Kördü, Huneyn b. İshak Gözlerini açtı.
Dağınıktı, Ebubekir Razi topladı.
Noksanlarını da İbn Sina tamamladı.
Doğu Dünyasının meşhur sözüdür şu beyitler. Tarih elbette büyük tıpçıları kayıt altına aldı ve günümüze taşıyarak bizlerle tanıştırdı ancak içlerinde biri var ki, kendisi ‘Tıbbın Prensi’ olarak anılıyor, Ortaçağ gibi karanlık bir dönemi Altın Çağa dönüştürüyor.
Eserlerinde İslam tıbbını öyle bir ele alıyor ve sistematik bir hale getiriyor ki, artık başka tıpçıların üzerine koyacağı yeni bir bilgi kalmıyor. Hele bir de kısa adıyla ‘Kanun’ isimli, Avrupa’da 35 kere basılmış bir eseri var ki; Avrupa tıp fakültelerinde önemli bir referans kaynağı olarak görülüyor ve 400 yıl bir ders kitabı olarak okutuluyor! Gelin bu dahi, okul kitaplarımızdan hatırladıklarımızla kalmasın, o mucizevi kişiyi bugün tekrar yad edelim. Yani İbn Sina’yı…
İbn Sina (980-1037) Özbekistan’ın Buhara kentinde doğdu. Üstün zekası küçük yaşlardan itibaren fark edilen alim, hem babası hem de hocaları tarafından titizlikle yetiştirildi. Nitekim İbn Sina henüz çocukken hocası, bu dehanın babasına ‘onu ilimden başka bir işle sakın meşgul etme’ diyecek, ondaki gizli cevheri görecekti. Zaten İbn Sina’da tam 270 eser vererek bu öngörüyü doğrulamış ve Bediüzzaman mertebesine çıkmıştır.

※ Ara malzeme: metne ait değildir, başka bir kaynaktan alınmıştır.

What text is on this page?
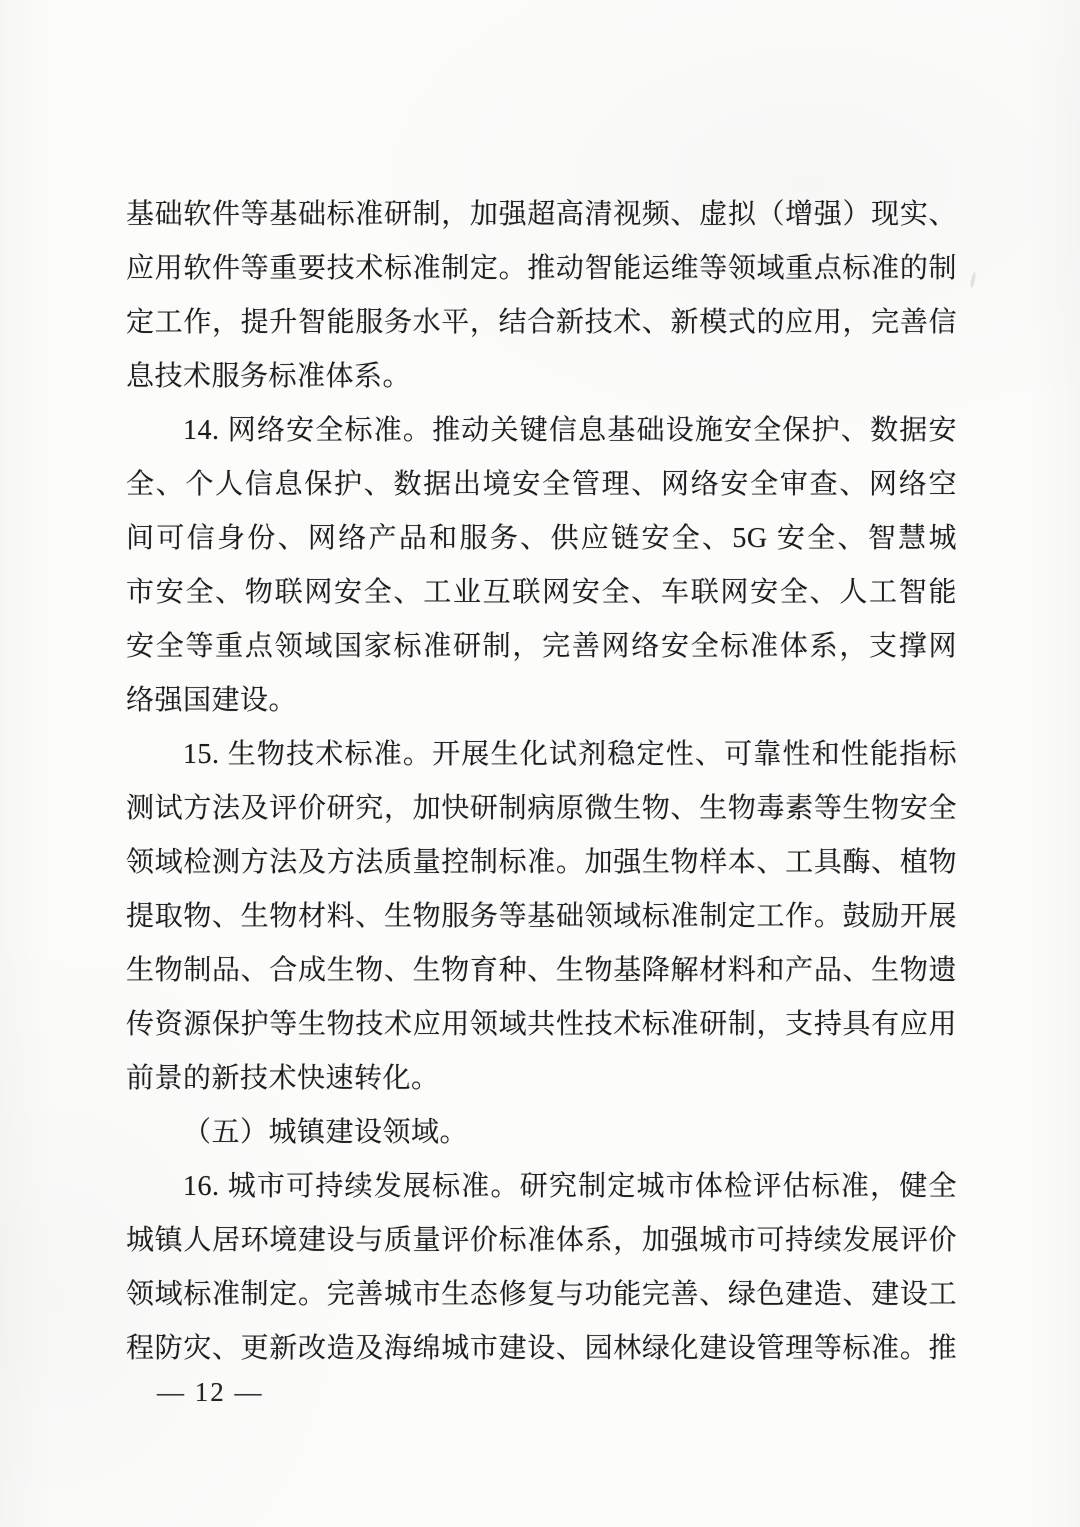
基础软件等基础标准研制，加强超高清视频、虚拟（增强）现实、
应用软件等重要技术标准制定。推动智能运维等领域重点标准的制
定工作，提升智能服务水平，结合新技术、新模式的应用，完善信
息技术服务标准体系。
14. 网络安全标准。推动关键信息基础设施安全保护、数据安
全、个人信息保护、数据出境安全管理、网络安全审查、网络空
间可信身份、网络产品和服务、供应链安全、5G 安全、智慧城
市安全、物联网安全、工业互联网安全、车联网安全、人工智能
安全等重点领域国家标准研制，完善网络安全标准体系，支撑网
络强国建设。
15. 生物技术标准。开展生化试剂稳定性、可靠性和性能指标
测试方法及评价研究，加快研制病原微生物、生物毒素等生物安全
领域检测方法及方法质量控制标准。加强生物样本、工具酶、植物
提取物、生物材料、生物服务等基础领域标准制定工作。鼓励开展
生物制品、合成生物、生物育种、生物基降解材料和产品、生物遗
传资源保护等生物技术应用领域共性技术标准研制，支持具有应用
前景的新技术快速转化。
（五）城镇建设领域。
16. 城市可持续发展标准。研究制定城市体检评估标准，健全
城镇人居环境建设与质量评价标准体系，加强城市可持续发展评价
领域标准制定。完善城市生态修复与功能完善、绿色建造、建设工
程防灾、更新改造及海绵城市建设、园林绿化建设管理等标准。推
— 12 —
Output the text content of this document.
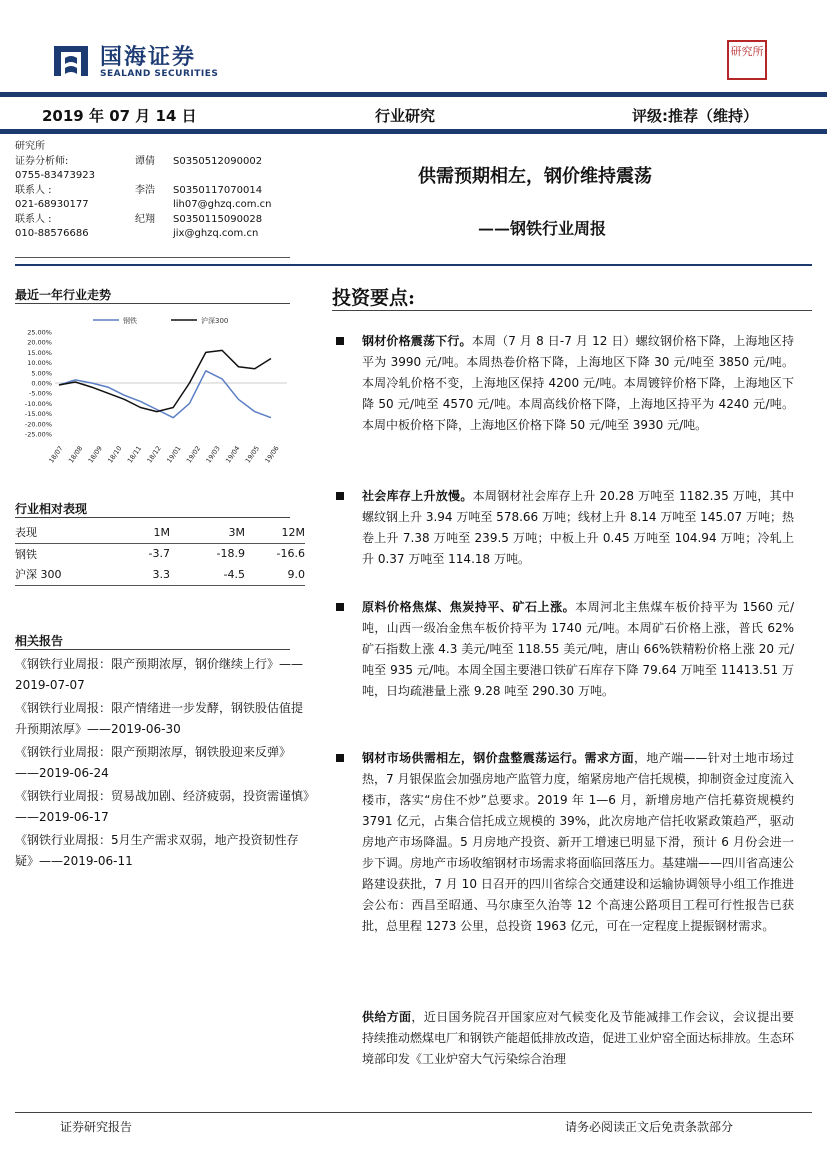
国海证券
SEALAND SECURITIES
研究所
2019 年 07 月 14 日	行业研究	评级:推荐（维持）
研究所
证券分析师:	谭倩	S0350512090002
0755-83473923
联系人 :	李浩	S0350117070014
021-68930177	lih07@ghzq.com.cn
联系人 :	纪翔	S0350115090028
010-88576686	jix@ghzq.com.cn
供需预期相左，钢价维持震荡
——钢铁行业周报
最近一年行业走势
钢铁	沪深300
25.00%
20.00%
15.00%
10.00%
5.00%
0.00%
-5.00%
-10.00%
-15.00%
-20.00%
-25.00%
18/07 18/08 18/09 18/10 18/11 18/12 19/01 19/02 19/03 19/04 19/05 19/06
行业相对表现
表现	1M	3M	12M
钢铁	-3.7	-18.9	-16.6
沪深 300	3.3	-4.5	9.0
相关报告
《钢铁行业周报：限产预期浓厚，钢价继续上行》——2019-07-07
《钢铁行业周报：限产情绪进一步发酵，钢铁股估值提升预期浓厚》——2019-06-30
《钢铁行业周报：限产预期浓厚，钢铁股迎来反弹》——2019-06-24
《钢铁行业周报：贸易战加剧、经济疲弱，投资需谨慎》——2019-06-17
《钢铁行业周报：5月生产需求双弱，地产投资韧性存疑》——2019-06-11
投资要点:
钢材价格震荡下行。本周（7 月 8 日-7 月 12 日）螺纹钢价格下降，上海地区持平为 3990 元/吨。本周热卷价格下降，上海地区下降 30 元/吨至 3850 元/吨。本周冷轧价格不变，上海地区保持 4200 元/吨。本周镀锌价格下降，上海地区下降 50 元/吨至 4570 元/吨。本周高线价格下降，上海地区持平为 4240 元/吨。本周中板价格下降，上海地区价格下降 50 元/吨至 3930 元/吨。
社会库存上升放慢。本周钢材社会库存上升 20.28 万吨至 1182.35 万吨，其中螺纹钢上升 3.94 万吨至 578.66 万吨；线材上升 8.14 万吨至 145.07 万吨；热卷上升 7.38 万吨至 239.5 万吨；中板上升 0.45 万吨至 104.94 万吨；冷轧上升 0.37 万吨至 114.18 万吨。
原料价格焦煤、焦炭持平、矿石上涨。本周河北主焦煤车板价持平为 1560 元/吨，山西一级冶金焦车板价持平为 1740 元/吨。本周矿石价格上涨，普氏 62%矿石指数上涨 4.3 美元/吨至 118.55 美元/吨，唐山 66%铁精粉价格上涨 20 元/吨至 935 元/吨。本周全国主要港口铁矿石库存下降 79.64 万吨至 11413.51 万吨，日均疏港量上涨 9.28 吨至 290.30 万吨。
钢材市场供需相左，钢价盘整震荡运行。需求方面，地产端——针对土地市场过热，7 月银保监会加强房地产监管力度，缩紧房地产信托规模，抑制资金过度流入楼市，落实“房住不炒”总要求。2019 年 1—6 月，新增房地产信托募资规模约 3791 亿元，占集合信托成立规模的 39%，此次房地产信托收紧政策趋严，驱动房地产市场降温。5 月房地产投资、新开工增速已明显下滑，预计 6 月份会进一步下调。房地产市场收缩钢材市场需求将面临回落压力。基建端——四川省高速公路建设获批，7 月 10 日召开的四川省综合交通建设和运输协调领导小组工作推进会公布：西昌至昭通、马尔康至久治等 12 个高速公路项目工程可行性报告已获批，总里程 1273 公里，总投资 1963 亿元，可在一定程度上提振钢材需求。
供给方面，近日国务院召开国家应对气候变化及节能减排工作会议，会议提出要持续推动燃煤电厂和钢铁产能超低排放改造，促进工业炉窑全面达标排放。生态环境部印发《工业炉窑大气污染综合治理
证券研究报告	请务必阅读正文后免责条款部分
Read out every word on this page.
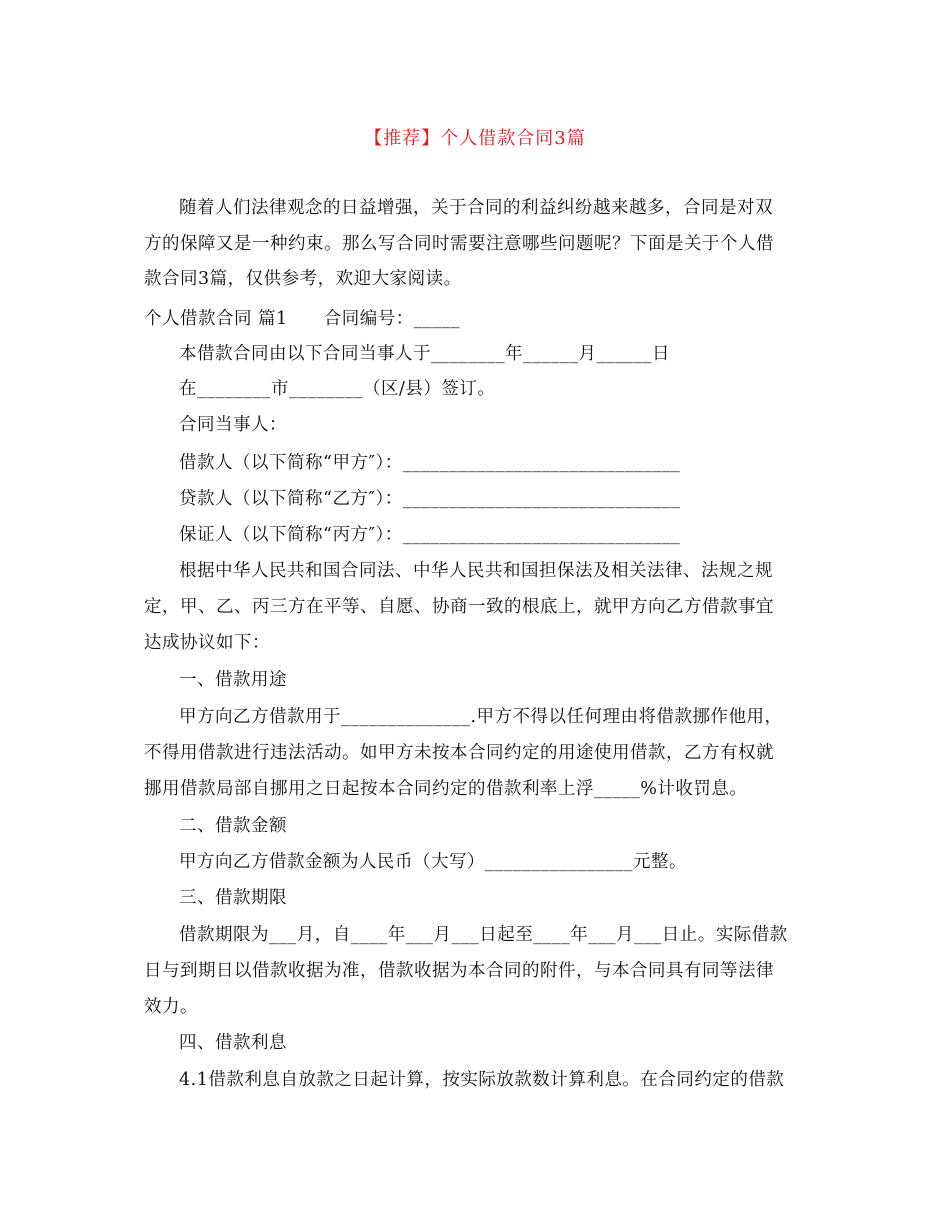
【推荐】个人借款合同3篇
随着人们法律观念的日益增强，关于合同的利益纠纷越来越多，合同是对双
方的保障又是一种约束。那么写合同时需要注意哪些问题呢？下面是关于个人借
款合同3篇，仅供参考，欢迎大家阅读。
个人借款合同 篇1　　合同编号：_____
本借款合同由以下合同当事人于________年______月______日
在________市________（区/县）签订。
合同当事人：
借款人（以下简称“甲方″）：______________________________
贷款人（以下简称“乙方″）：______________________________
保证人（以下简称“丙方″）：______________________________
根据中华人民共和国合同法、中华人民共和国担保法及相关法律、法规之规
定，甲、乙、丙三方在平等、自愿、协商一致的根底上，就甲方向乙方借款事宜
达成协议如下：
一、借款用途
甲方向乙方借款用于______________.甲方不得以任何理由将借款挪作他用，
不得用借款进行违法活动。如甲方未按本合同约定的用途使用借款，乙方有权就
挪用借款局部自挪用之日起按本合同约定的借款利率上浮_____%计收罚息。
二、借款金额
甲方向乙方借款金额为人民币（大写）________________元整。
三、借款期限
借款期限为___月，自____年___月___日起至____年___月___日止。实际借款
日与到期日以借款收据为准，借款收据为本合同的附件，与本合同具有同等法律
效力。
四、借款利息
4.1借款利息自放款之日起计算，按实际放款数计算利息。在合同约定的借款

Kendisi 10 yaşında iken Kur’an’ı ezberledi, henüz 18 yaşında sarayda doktor oldu, böylece sarayın kütüphanesinde pek çok yeni bilgiler öğrendi. 21 yaşında ise tabir-i caizse şu anki Profesörlük makamına ulaştı. İlerleyen yıllarda üstün bilgi birikiminden ötürü vezirlik makamına getirildi. Artık hükümdarın en yakın dostu olan Baş Üstad, gündüzleri devlet işleriyle ilgileniyor, geceleri ise talebelerine ders veriyor, felsefi toplantılar düzenliyor ve ilimle hemhal oluyordu.
Ancak kendisi ilerleyen yaşlarında kulunç hastalığına yakalanmış, kendini tedavi etmeye çalıştıysa da tam olarak iyileşememiş ve Hemedan’da 1037 yılında vefat etmiştir.
Yaşadığı çağın en büyük tıp bilgini olması onun üstün zekası, çalışkanlığı ve bilinen hırslı tabiatından ileri gelir. Kendini geliştirmek için yaptığı uzun seyahatler ve hocalarından aldığı ilimlerde gösterdiği iştiyak, bir müddet sonra hocalarını da ilim yönünden gölgede bırakmasına ve namının pek çok bölgede yayılmasına sebep olmuştur.
İbn Sina yalnızca bir tıp bilgini değil, fizikçi, matematikçi, dilbilimci, kimyacı, eczacı, ilahiyatçı, siyasetçi, matematikçi, filozoftur aynı zamanda. Bu yüzden kendisi ‘Eş Şeyhu’r Reis’ yani ‘Baş Üstad’ ve ‘Hekimlerin Hükümdarı’ olarak anılır. Bu bir üstün zeka değil de nedir?
Günümüzde Fransa’daki Paris Üniversitesi girişinde bir resim vardır. Bu resimde sol tarafta Galen, sağ tarafta Hipokrat ve tam ortalarında ‘Avicenna’ lakaplı İbn Sina oturmaktadır. Üstelik başında bir taç ile. Çünkü Avrupalıların da kabul ettiği gibi; kendisi ‘Tıbbın Prensi’dir, ‘Doğu’nun Aristosu’dur.
Kendisini en iyi Nizami-i Aruzi anlatıyor sanırım.“Eğer Hipokrat ve Galen sağ olsalardı, İbn Sina’nın önünde secde etmeleri gerekirdi!”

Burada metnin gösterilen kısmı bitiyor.